Planning for your senior years is a complicated and emotionally tough task. It is often made all the tougher by the myriad misconceptions that exist about your options. There is a lot of misinformation about all aspects of senior planning, from nursing home decisions to appropriate legal documents and structure.
In this final article in a four part series, we will discuss the last of the common costly misconceptions about planning for your senior years. Please see parts one, two, and three for previous misconceptions. We hope this discussion will help set you on the right track and make your planning decisions easier.
Misconception #20: You can only spend down your resources on medical or nursing home bills. Hardly. Nursing homes may tell you that you have to spend your savings on the “private pay” rate before applying for Medicaid, but this is not true. In fact, it’s against the law for nursing homes to discriminate in the care that they provide to people who are receiving or applying for Medicaid benefits. You can spend down your resources on anything, as long as it benefits you or your spouse.

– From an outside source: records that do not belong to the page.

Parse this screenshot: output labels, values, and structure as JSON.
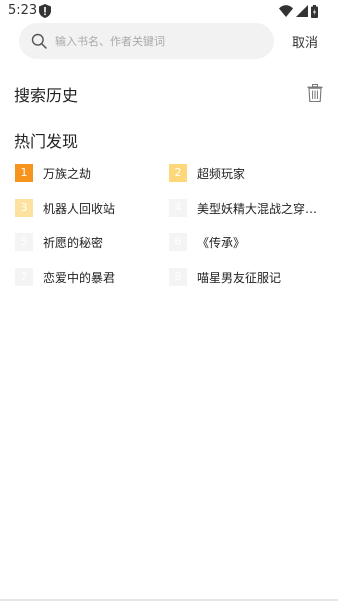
{
  "status_bar": {
    "time": "5:23"
  },
  "search": {
    "placeholder": "输入书名、作者关键词",
    "cancel_label": "取消"
  },
  "history": {
    "title": "搜索历史"
  },
  "hot": {
    "title": "热门发现",
    "items": [
      {
        "rank": "1",
        "name": "万族之劫"
      },
      {
        "rank": "2",
        "name": "超频玩家"
      },
      {
        "rank": "3",
        "name": "机器人回收站"
      },
      {
        "rank": "4",
        "name": "美型妖精大混战之穿…"
      },
      {
        "rank": "5",
        "name": "祈愿的秘密"
      },
      {
        "rank": "6",
        "name": "《传承》"
      },
      {
        "rank": "7",
        "name": "恋爱中的暴君"
      },
      {
        "rank": "8",
        "name": "喵星男友征服记"
      }
    ]
  },
  "colors": {
    "rank_1": "#f7941d",
    "rank_2": "#fdd77a",
    "rank_3": "#fde19f",
    "rank_rest": "#f4f4f4"
  }
}
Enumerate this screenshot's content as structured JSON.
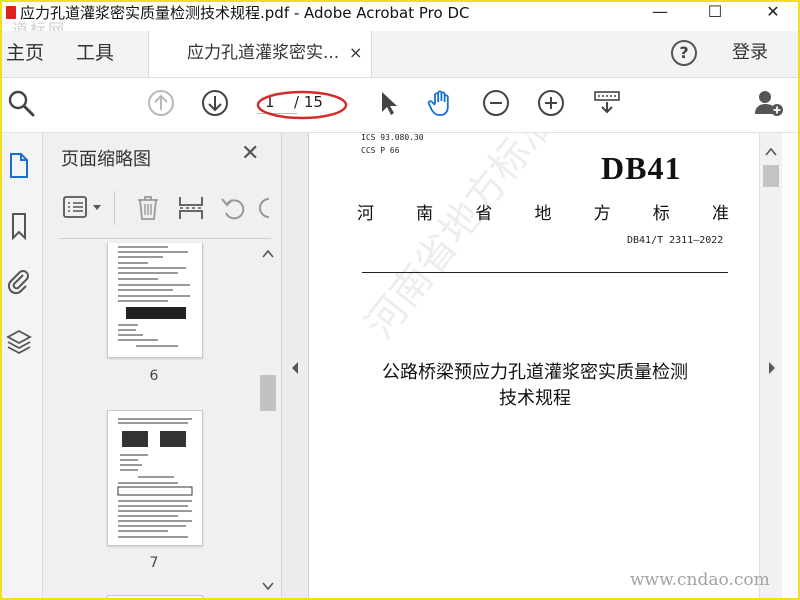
{
  "window": {
    "title": "应力孔道灌浆密实质量检测技术规程.pdf - Adobe Acrobat Pro DC",
    "minimize": "—",
    "maximize": "☐",
    "close": "✕"
  },
  "menubar": {
    "home": "主页",
    "tools": "工具",
    "doc_tab": "应力孔道灌浆密实...",
    "doc_tab_close": "×",
    "help": "?",
    "login": "登录"
  },
  "toolbar": {
    "current_page": "1",
    "page_total": "/ 15"
  },
  "panel": {
    "title": "页面缩略图",
    "close": "✕",
    "thumbnails": [
      {
        "label": "6"
      },
      {
        "label": "7"
      }
    ]
  },
  "document": {
    "ics": "ICS  93.080.30",
    "ccs": "CCS P 66",
    "logo": "DB41",
    "province_chars": [
      "河",
      "南",
      "省",
      "地",
      "方",
      "标",
      "准"
    ],
    "standard_number": "DB41/T 2311—2022",
    "title_line1": "公路桥梁预应力孔道灌浆密实质量检测",
    "title_line2": "技术规程",
    "watermark": "河南省地方标准公共服务平台"
  },
  "overlays": {
    "corner_watermark": "道标网",
    "site_watermark": "www.cndao.com"
  },
  "colors": {
    "accent_blue": "#1a6fd3",
    "annotation_red": "#d42a2a",
    "frame_yellow": "#f2df1a"
  }
}
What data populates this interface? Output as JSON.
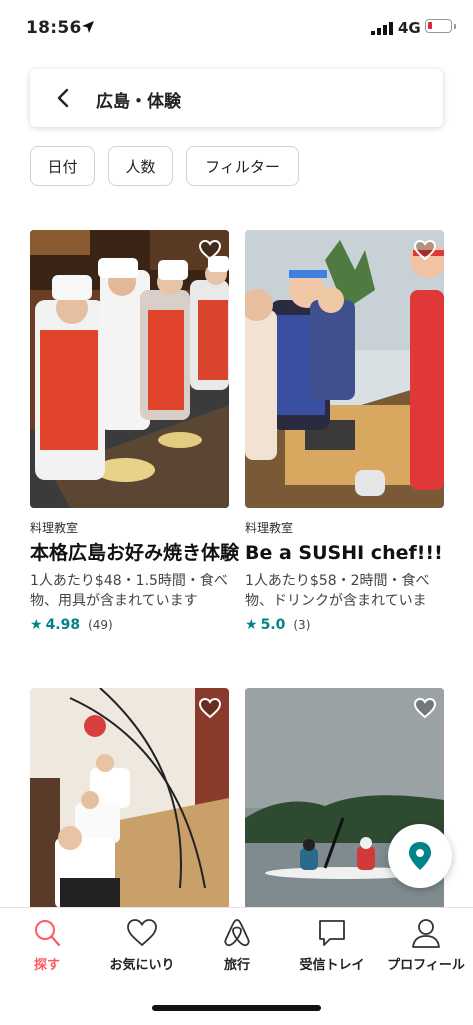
{
  "status": {
    "time": "18:56",
    "network": "4G"
  },
  "search": {
    "title": "広島・体験"
  },
  "filters": [
    {
      "label": "日付"
    },
    {
      "label": "人数"
    },
    {
      "label": "フィルター"
    }
  ],
  "listings": [
    {
      "category": "料理教室",
      "title": "本格広島お好み焼き体験",
      "description": "1人あたり$48・1.5時間・食べ物、用具が含まれています",
      "rating": "4.98",
      "reviews": "(49)"
    },
    {
      "category": "料理教室",
      "title": "Be a SUSHI chef!!!",
      "description": "1人あたり$58・2時間・食べ物、ドリンクが含まれていま",
      "rating": "5.0",
      "reviews": "(3)"
    }
  ],
  "tabs": [
    {
      "label": "探す",
      "icon": "search-icon",
      "active": true
    },
    {
      "label": "お気にいり",
      "icon": "heart-icon"
    },
    {
      "label": "旅行",
      "icon": "airbnb-logo-icon"
    },
    {
      "label": "受信トレイ",
      "icon": "message-icon"
    },
    {
      "label": "プロフィール",
      "icon": "person-icon"
    }
  ],
  "colors": {
    "accent": "#FF5A5F",
    "teal": "#008489"
  }
}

Misconception #21: The agent you appoint in your Durable Power of Attorney automatically has the power to take property out of your name if you ever need Medicaid. Not automatically. When planning for Medicaid eligibility, the best and most effective General Durable Power of Attorney includes proper “gifting” powers. Your agent under the Power of Attorney will be able to re-title your assets only if your Power of Attorney contains authority to make gifts.
Misconception #22: All General Durable Powers of Attorney are created equal. Completely false! A General Durable Power of Attorney is a highly customized legal document – and NOT a form! Most Durable Powers of Attorney don’t contain even the most basic gifting authority. Without a gifting power, your agent is usually limited to spending your money on your bills and selling your assets to generate cash to pay your bills. Some Durable Powers of Attorney contain a gifting provision, but often it is limited to the federal gift tax exclusion amount per year. This figure may be too small for effective asset protection planning and relates to a completely different type of federal estate and gift tax issue. Other Durable Powers of Attorney allow transfers only to certain people and do not take into account that you may want your agent, spouse, or children to receive your property.
Misconception #23: Since you are married, your spouse will be able to manage your property and make financial decisions without a General Durable Power of Attorney. Not true. If you become incapacitated and your spouse needs to sell or mortgage the family home—or gain access to financial accounts that are in your name only—your spouse will need a General Durable Power of Attorney. Without one, your spouse will be forced to petition the court to be appointed your guardian. This process can be costly because it requires a court hearing and involvement by your physician.
Misconception #24: Even if your spouse qualified for Medicaid, your income may have to be used to pay the nursing home bill. Not true. You do not have to use any of your income to pay for your spouse in a nursing home when he or she qualifies for Medicaid benefits. Also, if you have an IRA or 401(k)-type plan, these resources are exempt and do not count; only the IRA and/or 401(k)-type plan of the spouse in the nursing home would count.
Misconception #25: All of your spouse’s income must go toward the nursing home bill if he or she is on Medicaid in a nursing home. Not true. The law allows you to keep a portion of your spouse’s income if your income is below certain limits. In addition to this minimum maintenance allowance, you may be entitled to a greater allowance, based upon your income and monthly expenses. The nursing home spouse will always be entitled to keep a small personal needs allowance.
Misconception #26: You can hide your resources while you become eligible for Medicaid. False! Intentional misrepresentation in a Medicaid application is a crime and can be costly. The IRS shares any information concerning your income or resources with the local County Assistance Office (CAO) for DHS. You—or whoever applied for Medicaid—may have to repay Medicaid to avoid prosecution.
Misconception #27: Medicaid rules that applied to your neighbor when he went into a nursing home will also apply to you. Maybe not. Medicaid rules change. Don’t assume the law that applied to your neighbor will also apply to you. In addition, there may have been facts about your neighbor’s situation that you just don’t know.